Stuck in the memory, Hannah longs for the water. To wash herself of the feeling, the sounds, the warmth of her mother’s body against hers while Tim pleasures her. With all of her clothes on, Hannah steps into the bathtub and lets the water run down her back, turns around and shampoos her hair, watches the bubbles slide slowly down her legs, over her jeans, into the drain. And as they do, her eye catches the faint glimmer of something moving below the drain cover. She crouches down and sees that it’s shiny. Metal. The head of a screwdriver perhaps. A hammer. It must have fallen while Tim was working, or maybe he’d left it there as some sort of test. Or maybe her mother had something to do with it. Hannah tries to fit her index finger through one of the holes in the drain and can almost touch the top of the tool. She tries her pinky finger, but still no contact. If only she could unscrew the drain cover, she could reach it–use it to pry out the nails in the walls that surround her.

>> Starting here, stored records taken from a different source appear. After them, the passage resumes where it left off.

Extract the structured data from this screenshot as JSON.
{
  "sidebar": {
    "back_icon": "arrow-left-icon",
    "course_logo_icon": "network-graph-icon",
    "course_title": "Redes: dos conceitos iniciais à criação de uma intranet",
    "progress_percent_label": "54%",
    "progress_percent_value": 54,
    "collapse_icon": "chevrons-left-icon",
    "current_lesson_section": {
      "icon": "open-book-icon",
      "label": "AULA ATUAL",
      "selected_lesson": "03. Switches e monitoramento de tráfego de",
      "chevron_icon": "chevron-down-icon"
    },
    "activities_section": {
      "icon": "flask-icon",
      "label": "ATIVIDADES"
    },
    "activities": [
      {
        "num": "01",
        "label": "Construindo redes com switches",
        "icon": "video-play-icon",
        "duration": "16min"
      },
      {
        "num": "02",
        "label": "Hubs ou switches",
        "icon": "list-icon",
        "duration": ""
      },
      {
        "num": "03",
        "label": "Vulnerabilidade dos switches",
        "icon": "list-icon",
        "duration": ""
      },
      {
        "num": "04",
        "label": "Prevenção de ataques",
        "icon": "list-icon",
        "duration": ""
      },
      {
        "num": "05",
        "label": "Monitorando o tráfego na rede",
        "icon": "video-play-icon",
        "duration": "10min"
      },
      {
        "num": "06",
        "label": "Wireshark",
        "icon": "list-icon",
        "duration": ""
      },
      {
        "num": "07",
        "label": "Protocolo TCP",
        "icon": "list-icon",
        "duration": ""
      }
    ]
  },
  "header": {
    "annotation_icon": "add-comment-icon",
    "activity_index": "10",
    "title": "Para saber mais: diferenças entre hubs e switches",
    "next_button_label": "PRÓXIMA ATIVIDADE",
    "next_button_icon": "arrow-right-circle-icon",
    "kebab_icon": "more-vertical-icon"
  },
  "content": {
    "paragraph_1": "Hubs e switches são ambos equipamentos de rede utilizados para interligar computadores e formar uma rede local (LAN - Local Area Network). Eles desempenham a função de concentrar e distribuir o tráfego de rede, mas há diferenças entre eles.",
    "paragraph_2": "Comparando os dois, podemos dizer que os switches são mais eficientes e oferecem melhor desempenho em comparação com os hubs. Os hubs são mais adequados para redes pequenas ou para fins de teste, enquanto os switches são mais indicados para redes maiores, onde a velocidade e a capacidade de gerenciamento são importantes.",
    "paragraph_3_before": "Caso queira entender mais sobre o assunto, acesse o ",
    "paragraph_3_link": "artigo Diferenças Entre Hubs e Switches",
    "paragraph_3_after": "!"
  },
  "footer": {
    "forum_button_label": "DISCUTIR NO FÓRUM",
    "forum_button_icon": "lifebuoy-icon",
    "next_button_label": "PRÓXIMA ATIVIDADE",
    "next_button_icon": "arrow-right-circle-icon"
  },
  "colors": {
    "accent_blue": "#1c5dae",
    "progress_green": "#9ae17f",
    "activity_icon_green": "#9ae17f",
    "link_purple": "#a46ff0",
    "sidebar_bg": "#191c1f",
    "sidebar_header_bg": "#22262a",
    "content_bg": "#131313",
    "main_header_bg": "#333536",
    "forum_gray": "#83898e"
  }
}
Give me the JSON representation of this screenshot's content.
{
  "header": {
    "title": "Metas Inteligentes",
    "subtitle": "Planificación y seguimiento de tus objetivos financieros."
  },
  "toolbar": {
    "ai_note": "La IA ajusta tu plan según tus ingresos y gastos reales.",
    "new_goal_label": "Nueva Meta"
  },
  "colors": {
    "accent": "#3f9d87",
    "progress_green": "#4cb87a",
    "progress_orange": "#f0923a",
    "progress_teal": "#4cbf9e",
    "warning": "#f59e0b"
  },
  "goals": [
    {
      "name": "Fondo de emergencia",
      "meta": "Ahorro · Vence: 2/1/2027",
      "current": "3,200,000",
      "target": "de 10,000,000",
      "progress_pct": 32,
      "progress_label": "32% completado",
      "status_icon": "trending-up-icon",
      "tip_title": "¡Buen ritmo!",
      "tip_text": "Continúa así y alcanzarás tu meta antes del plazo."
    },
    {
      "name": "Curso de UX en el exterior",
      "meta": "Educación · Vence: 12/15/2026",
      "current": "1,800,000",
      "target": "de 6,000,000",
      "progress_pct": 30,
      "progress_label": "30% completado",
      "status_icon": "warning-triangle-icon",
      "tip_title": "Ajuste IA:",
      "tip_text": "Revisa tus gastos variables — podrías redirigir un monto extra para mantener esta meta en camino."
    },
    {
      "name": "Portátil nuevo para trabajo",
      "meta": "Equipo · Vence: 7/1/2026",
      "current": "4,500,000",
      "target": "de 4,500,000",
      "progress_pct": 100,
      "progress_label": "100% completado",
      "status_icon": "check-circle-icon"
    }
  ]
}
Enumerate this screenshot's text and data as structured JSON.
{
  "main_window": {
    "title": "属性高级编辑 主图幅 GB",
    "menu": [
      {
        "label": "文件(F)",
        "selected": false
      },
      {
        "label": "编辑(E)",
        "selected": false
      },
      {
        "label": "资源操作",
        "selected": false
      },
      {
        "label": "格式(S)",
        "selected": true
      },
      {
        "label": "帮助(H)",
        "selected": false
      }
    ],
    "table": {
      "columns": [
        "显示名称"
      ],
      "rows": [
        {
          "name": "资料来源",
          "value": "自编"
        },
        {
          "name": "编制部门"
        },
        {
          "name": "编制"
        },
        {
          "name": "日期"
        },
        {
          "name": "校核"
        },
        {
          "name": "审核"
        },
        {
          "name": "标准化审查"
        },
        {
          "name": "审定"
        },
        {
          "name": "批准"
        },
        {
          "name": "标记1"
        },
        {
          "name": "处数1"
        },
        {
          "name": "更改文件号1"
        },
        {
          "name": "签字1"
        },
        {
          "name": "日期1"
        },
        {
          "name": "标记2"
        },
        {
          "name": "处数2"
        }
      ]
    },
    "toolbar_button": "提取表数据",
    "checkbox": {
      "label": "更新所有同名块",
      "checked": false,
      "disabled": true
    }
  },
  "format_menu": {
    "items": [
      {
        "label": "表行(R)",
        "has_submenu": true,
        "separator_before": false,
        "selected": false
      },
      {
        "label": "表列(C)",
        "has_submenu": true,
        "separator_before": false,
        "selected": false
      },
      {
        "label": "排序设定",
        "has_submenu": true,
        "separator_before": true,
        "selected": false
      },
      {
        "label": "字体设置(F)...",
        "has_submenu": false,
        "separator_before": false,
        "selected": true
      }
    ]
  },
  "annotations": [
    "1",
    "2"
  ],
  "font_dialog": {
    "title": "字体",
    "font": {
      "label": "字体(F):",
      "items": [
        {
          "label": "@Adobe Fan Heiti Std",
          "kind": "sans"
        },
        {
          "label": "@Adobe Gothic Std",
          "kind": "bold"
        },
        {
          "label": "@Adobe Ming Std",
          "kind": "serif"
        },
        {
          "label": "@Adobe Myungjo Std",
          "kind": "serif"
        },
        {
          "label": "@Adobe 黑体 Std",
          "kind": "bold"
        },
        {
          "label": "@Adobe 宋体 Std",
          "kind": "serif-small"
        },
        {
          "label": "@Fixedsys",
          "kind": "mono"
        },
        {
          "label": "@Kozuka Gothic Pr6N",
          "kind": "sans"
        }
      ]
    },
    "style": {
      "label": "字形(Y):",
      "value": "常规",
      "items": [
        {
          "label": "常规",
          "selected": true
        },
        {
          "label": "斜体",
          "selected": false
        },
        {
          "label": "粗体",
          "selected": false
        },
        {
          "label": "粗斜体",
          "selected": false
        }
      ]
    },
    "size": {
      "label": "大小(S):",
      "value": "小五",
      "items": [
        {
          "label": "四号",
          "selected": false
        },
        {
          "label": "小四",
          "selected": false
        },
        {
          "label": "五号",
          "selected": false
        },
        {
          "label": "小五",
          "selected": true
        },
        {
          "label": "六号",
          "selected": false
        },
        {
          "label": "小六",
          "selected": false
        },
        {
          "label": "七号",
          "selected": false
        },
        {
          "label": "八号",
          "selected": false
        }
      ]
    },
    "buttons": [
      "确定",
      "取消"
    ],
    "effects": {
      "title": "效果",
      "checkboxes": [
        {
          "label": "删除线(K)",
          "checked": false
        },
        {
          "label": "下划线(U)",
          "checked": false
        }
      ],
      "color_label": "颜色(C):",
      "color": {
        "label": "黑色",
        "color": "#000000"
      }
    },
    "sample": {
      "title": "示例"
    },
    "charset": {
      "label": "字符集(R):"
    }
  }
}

Soon she hears the front door open. Three footsteps. A jacket rustling. It could be her mother, but she can’t be sure. There are no clocks in the bathroom. No windows. But even with the water beating down on her, she recognizes the clack of high heels on bare wood. As the sound comes toward her, Hannah laughs through her tears. She waits. Waits for the moment when she will be safe. She looks again at the tool rocking gently in the drain. She imagines reaching it, her mother coming in and helping her dismantle the walls, the floors, the whole foundation. Still laughing, she imagines the two of them leaving the house in a pile of ruins. And when the footsteps finally arrive, she hears them walk right past. She wipes the water from her eyes and laughs until it hurts.